9.4.12

Mamá dice que ya no soy el mismo


El zíper se paseó por el perímetro de la maleta hasta dejarla del todo cerrada. Con ambas manos, Luis la colocó en el piso de la habitación, deslizó la manija extraíble hacia afuera y caminó por el pasillo de la casa con las ruedas de la maleta sonando contra el piso. Su madre se encontraba en la cocina pero entre el blablabla de la televisión, el frummm de la licuadora y el tsss de las milanesas dorándose no se percató cuando el pequeño de siete años cerró la puerta principal y se encaminó hacia la banqueta.
Era un sábado nublado y a Luis le gustaban los sábados nublados. A lo lejos se escuchaban los perros y el vendedor de nieve. De una casa vecina salió doña Laura en bata y dispuso dos bolsas de basura en la calle, junto al borde de la acera. Dos casas después, el padre de Marco lavaba sin camisa su viejo taxi. Era un sábado nublado pero este había sido distinto desde el amanecer.
La calle en la cual se ubicaba la casa de Luis cruzaba, tres cuadras hacia el norte, con la avenida Minería. Sosteniendo con fuerza la maleta que vibraba conforme pasaba sobre bordes y desfiguraciones de la banqueta, Luis cruzó con cuidado las dos calles que había que cruzar hasta llegar a la avenida que dividía las dos colonias: de este lado, la Progreso, y de aquel lado, la Porfirio Díaz, esta última abarcada en gran parte por el panteón de la municipalidad.
Al detenerse frente a la gran avenida de cuatro carriles, Luis se acordó de las palabras de su madre y de su maestra de primaria, luego miró hacia ambos lados de la calle antes de cruzar.
De un tirón logró que la maleta escalara hacia la acera de enfrente, ya que en un principio parecía resistirse. Luego de hacerlo, iba a continuar con su andanza pero un fenómeno lo distrajo y lo congeló.
Por la avenida Minería desfilaba la carroza de una funeraria y, tras ella, una docena de coches con las luces intermitentes encendidas. Luis les vio caras tristes a los autos, y los faros eran los ojos y las intermitentes eran las lágrimas o las ojeras. Permaneció en la esquina observando el pasar de los autos a una velocidad como de cochecito con poca pila, como si el desánimo les pesara en las cajuelas.

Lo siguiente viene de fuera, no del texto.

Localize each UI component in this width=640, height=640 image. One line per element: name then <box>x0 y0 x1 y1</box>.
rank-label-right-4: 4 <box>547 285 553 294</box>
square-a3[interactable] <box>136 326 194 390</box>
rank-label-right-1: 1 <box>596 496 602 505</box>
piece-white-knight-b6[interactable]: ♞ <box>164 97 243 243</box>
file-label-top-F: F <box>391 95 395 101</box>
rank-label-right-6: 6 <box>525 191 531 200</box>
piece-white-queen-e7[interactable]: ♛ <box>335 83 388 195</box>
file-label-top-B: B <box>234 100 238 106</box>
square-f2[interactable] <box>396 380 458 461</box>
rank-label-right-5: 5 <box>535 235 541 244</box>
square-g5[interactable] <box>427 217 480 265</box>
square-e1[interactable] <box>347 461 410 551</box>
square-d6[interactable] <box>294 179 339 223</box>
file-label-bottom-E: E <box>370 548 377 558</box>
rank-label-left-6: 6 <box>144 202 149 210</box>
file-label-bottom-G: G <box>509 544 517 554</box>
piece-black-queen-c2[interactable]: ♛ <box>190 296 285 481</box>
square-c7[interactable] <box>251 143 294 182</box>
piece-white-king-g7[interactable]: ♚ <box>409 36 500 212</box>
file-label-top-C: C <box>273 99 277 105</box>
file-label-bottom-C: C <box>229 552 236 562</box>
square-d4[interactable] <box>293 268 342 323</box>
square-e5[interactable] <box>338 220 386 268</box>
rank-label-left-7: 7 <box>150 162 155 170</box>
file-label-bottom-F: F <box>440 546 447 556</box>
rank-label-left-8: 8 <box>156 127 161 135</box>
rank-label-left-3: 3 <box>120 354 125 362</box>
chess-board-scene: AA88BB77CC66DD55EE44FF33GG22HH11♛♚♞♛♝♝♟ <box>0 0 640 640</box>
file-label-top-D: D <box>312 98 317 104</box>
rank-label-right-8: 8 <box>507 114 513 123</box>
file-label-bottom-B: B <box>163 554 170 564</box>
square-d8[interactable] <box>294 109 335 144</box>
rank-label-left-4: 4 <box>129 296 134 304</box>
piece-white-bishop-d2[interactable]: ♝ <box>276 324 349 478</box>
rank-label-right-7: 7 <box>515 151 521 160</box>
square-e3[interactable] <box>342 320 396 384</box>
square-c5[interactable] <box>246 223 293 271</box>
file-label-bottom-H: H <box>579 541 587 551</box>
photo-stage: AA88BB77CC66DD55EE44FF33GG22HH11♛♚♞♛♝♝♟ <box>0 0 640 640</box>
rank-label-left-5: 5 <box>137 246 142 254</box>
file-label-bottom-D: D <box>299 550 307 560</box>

La carroza dio vuelta dos calles después y todos los autos que iban tras ella hicieron lo mismo. Fue como si un gran dinosaurio doblara la esquina. Los coches parecían la cola y se fueron perdiendo conforme tomaban la otra calle.
Al llegar a la entrada del panteón, Luis se sentía ya cansado. Los brazos le dolían por tanto arrastrar la maleta. Con las palmas de las manos enrojecidas y latiéndole, hizo un esfuerzo mayor y tomó con una de ellas la manija. Se inclinó como una catapulta alistándose para disparar. Usando su peso como palanca, arrastró el cargamento otra vez. Enseguida ingresó al cementerio.
Pareció que nadie lo había visto y él sintió lo mismo. Avanzó por los estrechos vericuetos del lugar, entre árboles y jardines en donde se levantaban del suelo lápidas empolvadas, la mayoría con flores marchitas. Luis tomó cuatro lirios blancos, los que encontró suaves y en mejor estado. Entonces siguió caminando hasta llegar a una fosa que se encontraba abierta y rodeada de bultos de tierra.
Recostó el equipaje y lo abrió. El zíper recorriendo con cuidado el camino marcado le recordó la lentitud y el desánimo de la hilera de coches que seguía a la carroza.
Descubrió la maleta. Observó las cuatro flores que había tomado y eligió la mejor. La colocó en el interior oscuro del beliz. En ese instante comenzó a llorar con un gesto descompuesto y arrugado, tal como lo hacía cuando lagrimeaba con la cara enterrada en la suavidad de su almohadón.
Todavía con lágrimas escurriéndole en el rostro como las rayas que cruzaban su pijama preferida, cerró la maleta y la lanzó a la fosa. Encima de ella cayeron los tres lirios restantes, uno a uno, como en un ritual. Luis tomó una pala que estaba recargada en un árbol y con cierta dificultad y torpeza comenzó a cubrir la maleta con las montañas de tierra que había alrededor.